I kept thinking about a phrase that occurred to me on the hike up: placefinding. There seem to be plenty of words categorizing what we are, but so few that adequately describe what we do. From the time I was a college sophomore and the 10 years of official ‘work’ that followed, my title was educator. But what I really did was search for different places (and if not search, then just ‘find’ the place, wherever it was or wherever we happened to be).
Skill-wise, I taught people how to paddle. I led people down rivers (Chattahoochee, Nantahala). I taught people how to set up no-trace camps, and camped out with both adults and kids in the Tallulah headwaters, and along the Chattooga. We explored forests from the Piedmont region in Georgia to Edisto Island, out to alpine montane in Colorado.

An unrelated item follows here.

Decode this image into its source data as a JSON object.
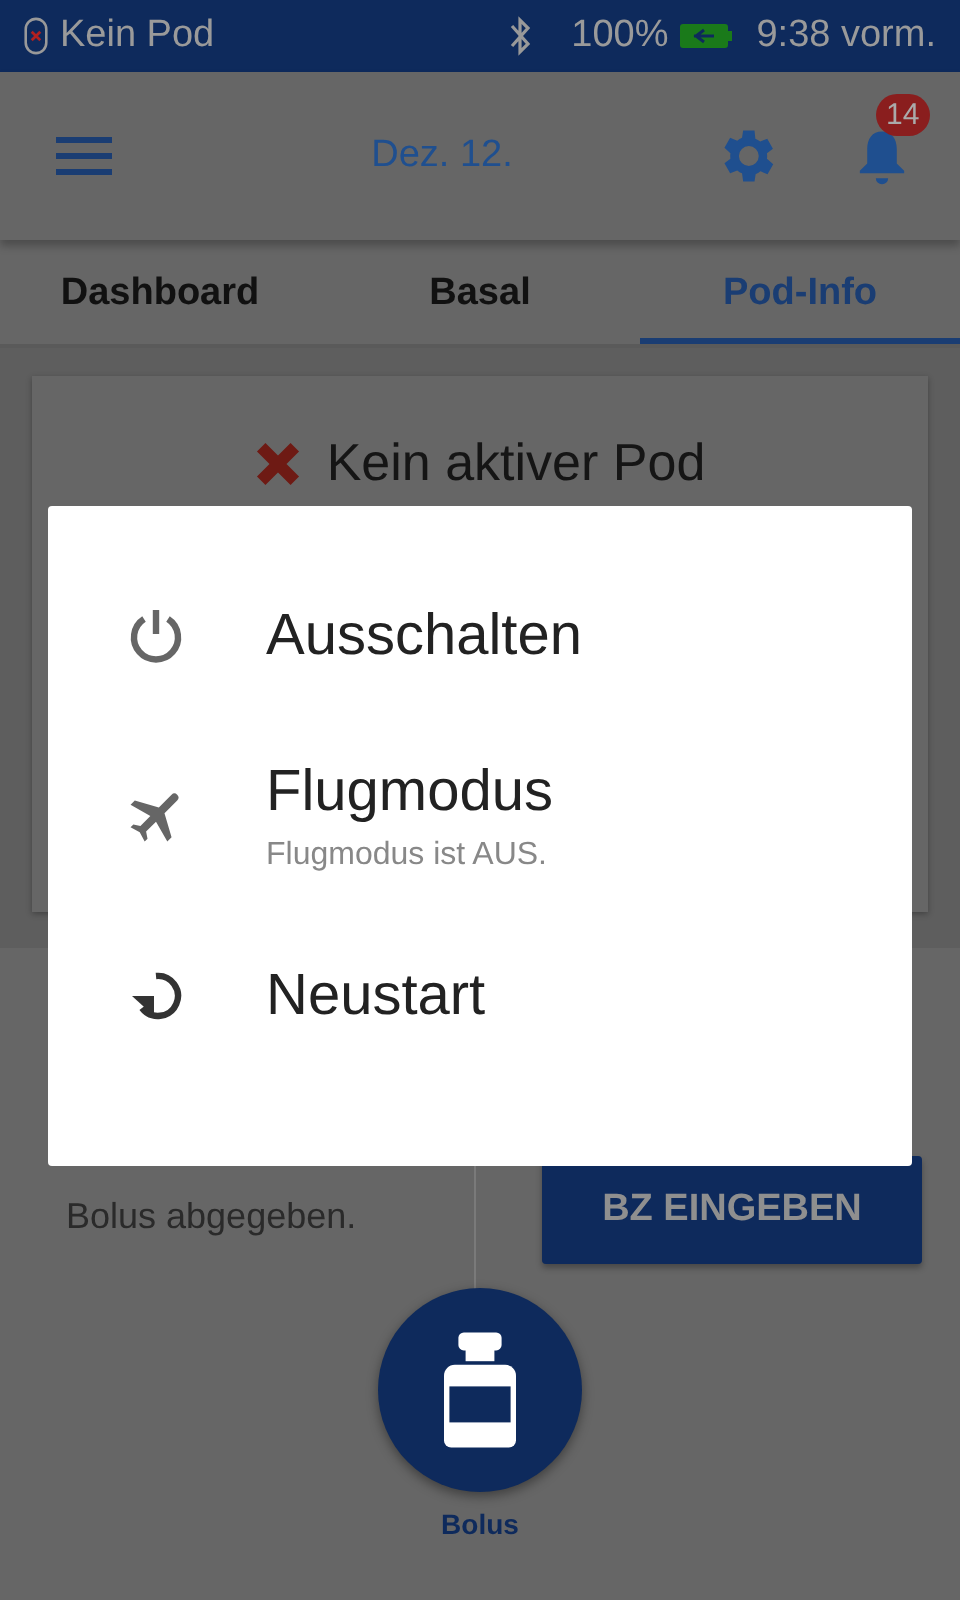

Then, as now, there was always some ostensible ‘mission,’ whether it was learning the local history of the region or how to identify trees or build shelters. But looking back on it, the real lessons were the places themselves.
If I was trying to teach anything, it was simply to share the act of placefinding, the feelings it gave you. That by going wherever it was with the understanding (or at least trying to understand) that the places you found, no matter how you initially perceived them, always had their own histories, connections to other times, connections to other people with their own stories–many of which had been lost–and that, if you simply spent time listening, watching, asking questions, if you simply allowed yourself to get into the flow of whatever the place or terrain was, you would keep learning and discovering more about the place and about yourself forever. It wouldn’t end.
I stood in the wind a bit longer looking at the town below. The scale of the place seemed tiny compared to the mountains. Somehow this always helped me walk back down there into it. I had a name now for what I was doing. On the way back I stopped in a windbreak and wrote it on the inside of my arm.